Greenbelt General Manager Bobbie Kidd said this week the lake has come up 11 feet for the year and has actually moved out of Stage Four drought conditions but is not quite out of Stage Three.
“We lack about a foot and a quarter before we get to Stage Two,” Kidd said.
The lake entered each drought stage based on elevation triggers, and those triggers reverse as the lake level rises. Making it back to Stage Two will be an important benchmark for Greenbelt because that’s when the water authority will lift restrictions on skiing and recreational boating, Kidd said.

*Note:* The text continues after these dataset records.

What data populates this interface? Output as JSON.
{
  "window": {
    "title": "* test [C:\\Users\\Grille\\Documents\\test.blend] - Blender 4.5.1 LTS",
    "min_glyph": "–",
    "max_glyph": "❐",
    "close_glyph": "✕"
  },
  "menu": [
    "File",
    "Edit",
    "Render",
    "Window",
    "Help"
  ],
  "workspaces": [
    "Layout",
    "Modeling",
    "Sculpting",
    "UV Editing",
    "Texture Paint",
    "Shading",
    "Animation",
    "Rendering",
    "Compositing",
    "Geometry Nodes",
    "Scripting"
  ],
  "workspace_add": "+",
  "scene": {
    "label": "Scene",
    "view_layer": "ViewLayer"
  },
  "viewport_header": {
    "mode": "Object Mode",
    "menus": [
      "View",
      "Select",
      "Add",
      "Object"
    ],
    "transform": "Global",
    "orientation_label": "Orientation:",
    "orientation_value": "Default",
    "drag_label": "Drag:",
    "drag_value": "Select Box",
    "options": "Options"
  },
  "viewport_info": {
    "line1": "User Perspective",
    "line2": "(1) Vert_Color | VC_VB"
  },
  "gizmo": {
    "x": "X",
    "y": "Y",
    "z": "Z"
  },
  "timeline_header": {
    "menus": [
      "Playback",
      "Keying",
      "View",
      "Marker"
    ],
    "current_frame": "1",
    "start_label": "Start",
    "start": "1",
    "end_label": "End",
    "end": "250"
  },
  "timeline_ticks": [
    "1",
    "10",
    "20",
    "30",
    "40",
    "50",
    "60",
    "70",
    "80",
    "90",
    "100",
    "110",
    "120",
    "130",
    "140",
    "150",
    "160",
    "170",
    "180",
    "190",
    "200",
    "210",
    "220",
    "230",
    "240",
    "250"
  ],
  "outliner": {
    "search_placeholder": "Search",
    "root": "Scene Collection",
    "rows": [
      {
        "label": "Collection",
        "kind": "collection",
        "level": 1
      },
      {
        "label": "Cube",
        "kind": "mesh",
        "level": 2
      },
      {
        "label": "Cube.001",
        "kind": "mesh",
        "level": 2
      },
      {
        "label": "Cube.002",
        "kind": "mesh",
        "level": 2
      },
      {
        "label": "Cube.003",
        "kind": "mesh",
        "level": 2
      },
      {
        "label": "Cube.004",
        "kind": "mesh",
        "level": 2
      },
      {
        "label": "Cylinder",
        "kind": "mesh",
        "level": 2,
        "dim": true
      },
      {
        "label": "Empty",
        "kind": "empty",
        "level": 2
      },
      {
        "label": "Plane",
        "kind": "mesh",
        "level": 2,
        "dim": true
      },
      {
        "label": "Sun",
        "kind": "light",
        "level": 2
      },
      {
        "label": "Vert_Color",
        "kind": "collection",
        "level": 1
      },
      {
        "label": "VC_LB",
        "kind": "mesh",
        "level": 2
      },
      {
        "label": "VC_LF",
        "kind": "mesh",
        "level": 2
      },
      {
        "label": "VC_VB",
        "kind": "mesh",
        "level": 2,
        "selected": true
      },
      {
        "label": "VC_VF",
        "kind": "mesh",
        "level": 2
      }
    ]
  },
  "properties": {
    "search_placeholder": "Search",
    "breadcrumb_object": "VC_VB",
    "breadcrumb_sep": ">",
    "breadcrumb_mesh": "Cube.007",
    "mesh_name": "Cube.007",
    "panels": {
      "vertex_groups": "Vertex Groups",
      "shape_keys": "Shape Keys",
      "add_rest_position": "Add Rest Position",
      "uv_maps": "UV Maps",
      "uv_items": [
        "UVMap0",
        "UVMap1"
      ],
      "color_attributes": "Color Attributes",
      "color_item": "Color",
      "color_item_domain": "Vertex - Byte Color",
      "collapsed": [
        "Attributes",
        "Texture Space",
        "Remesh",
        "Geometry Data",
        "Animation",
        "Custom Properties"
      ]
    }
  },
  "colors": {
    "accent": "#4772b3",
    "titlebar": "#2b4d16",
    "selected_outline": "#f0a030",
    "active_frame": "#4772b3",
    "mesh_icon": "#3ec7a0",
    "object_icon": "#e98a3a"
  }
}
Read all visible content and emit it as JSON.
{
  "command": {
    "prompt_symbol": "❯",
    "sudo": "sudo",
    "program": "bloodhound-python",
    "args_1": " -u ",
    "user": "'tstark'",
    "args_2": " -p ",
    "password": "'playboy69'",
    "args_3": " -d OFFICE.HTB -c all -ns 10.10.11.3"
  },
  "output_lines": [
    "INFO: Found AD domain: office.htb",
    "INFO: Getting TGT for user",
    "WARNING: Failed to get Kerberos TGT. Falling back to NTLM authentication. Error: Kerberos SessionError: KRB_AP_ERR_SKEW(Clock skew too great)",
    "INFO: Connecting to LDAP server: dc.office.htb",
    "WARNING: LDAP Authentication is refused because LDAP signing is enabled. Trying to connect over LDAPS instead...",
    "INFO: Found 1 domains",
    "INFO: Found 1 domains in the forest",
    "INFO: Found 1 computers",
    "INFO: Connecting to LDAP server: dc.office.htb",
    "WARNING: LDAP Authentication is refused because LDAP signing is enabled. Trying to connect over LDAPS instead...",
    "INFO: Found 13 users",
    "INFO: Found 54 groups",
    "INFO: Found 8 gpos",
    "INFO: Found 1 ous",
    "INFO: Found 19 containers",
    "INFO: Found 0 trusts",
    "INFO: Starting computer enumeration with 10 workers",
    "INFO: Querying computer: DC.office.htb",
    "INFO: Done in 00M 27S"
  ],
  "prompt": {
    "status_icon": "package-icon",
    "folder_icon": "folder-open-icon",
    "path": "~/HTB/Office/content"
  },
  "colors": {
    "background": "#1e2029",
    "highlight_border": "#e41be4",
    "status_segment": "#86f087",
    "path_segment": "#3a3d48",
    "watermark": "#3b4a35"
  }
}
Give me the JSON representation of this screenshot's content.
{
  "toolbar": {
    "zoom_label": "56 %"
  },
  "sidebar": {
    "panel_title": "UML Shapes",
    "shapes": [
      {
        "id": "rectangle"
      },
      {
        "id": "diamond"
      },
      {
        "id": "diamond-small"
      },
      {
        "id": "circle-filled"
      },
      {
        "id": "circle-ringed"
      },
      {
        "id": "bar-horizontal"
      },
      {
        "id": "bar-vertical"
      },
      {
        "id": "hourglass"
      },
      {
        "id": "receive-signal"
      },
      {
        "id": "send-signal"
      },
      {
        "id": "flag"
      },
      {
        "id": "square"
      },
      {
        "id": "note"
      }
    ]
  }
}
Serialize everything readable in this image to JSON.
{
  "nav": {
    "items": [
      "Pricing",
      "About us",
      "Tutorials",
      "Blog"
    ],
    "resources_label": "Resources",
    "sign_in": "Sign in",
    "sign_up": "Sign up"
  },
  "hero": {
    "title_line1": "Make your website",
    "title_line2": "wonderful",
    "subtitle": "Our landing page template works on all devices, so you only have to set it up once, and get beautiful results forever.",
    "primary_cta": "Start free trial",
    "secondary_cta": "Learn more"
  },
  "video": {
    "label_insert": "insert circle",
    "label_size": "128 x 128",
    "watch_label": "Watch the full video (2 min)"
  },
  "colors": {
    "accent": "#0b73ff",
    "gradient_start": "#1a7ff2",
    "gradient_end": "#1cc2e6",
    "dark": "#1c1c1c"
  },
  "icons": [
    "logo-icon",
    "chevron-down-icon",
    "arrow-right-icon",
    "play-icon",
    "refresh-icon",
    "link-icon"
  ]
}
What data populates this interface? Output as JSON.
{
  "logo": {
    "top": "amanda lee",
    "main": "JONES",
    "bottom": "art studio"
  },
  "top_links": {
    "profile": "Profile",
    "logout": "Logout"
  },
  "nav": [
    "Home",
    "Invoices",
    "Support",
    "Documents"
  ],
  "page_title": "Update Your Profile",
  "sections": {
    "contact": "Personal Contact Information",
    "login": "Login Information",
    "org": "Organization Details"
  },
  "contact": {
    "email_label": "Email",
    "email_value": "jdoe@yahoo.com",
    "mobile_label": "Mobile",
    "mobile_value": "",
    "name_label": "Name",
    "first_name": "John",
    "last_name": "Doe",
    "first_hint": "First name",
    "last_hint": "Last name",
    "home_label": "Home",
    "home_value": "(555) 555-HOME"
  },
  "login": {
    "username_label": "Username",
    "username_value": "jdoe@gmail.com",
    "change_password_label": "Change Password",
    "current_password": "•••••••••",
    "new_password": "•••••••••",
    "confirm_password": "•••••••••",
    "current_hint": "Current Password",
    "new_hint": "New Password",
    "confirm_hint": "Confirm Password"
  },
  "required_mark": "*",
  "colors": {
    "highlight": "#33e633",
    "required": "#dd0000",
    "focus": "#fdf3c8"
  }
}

The lake has two temporary boat ramps open for fishing boats at Kincaid Park, and Kidd said the additional eleven feet in the reservoir has improved Greenbelt’s traffic somewhat, but more important is the quantity of water the lake now holds.
“We nearly doubled our capacity going from about 7,700 acre-feet to more than 14,000 acre-feet,” Kidd said. “That puts us at nearly five billion gallons.”
In addition to exceptional rainfall since the spring, Greenbelt has been helped by efforts undertaken months ago to clean out the channel of the Salt Fork of the Red River, which feeds the lake. The water authority cleared out a 1.6 miles of the river, making a channel four feet deep and about 20 feet wide, which has helped get runoff water into the lake.
“There was a lot of water just standing before that,” Kidd said.
Greenbelt Water Authority has added a lot of groundwater capacity to its operations since the lake level dropped nine feet in 2011 alone. Since then five wells have been put online in Clarendon and four wells have been located on Kelly Creek, allowing about 40 percent of water consumption to be coming from groundwater instead of the reservoir.
It will take about eight more feet of water in Greenbelt to get completely out of drought status, but Kidd said he thinks people have learned a lot during the drought.
“People are getting smarter about water usage,” he said. “I think even if the lake was full you wouldn’t see water being wasted.”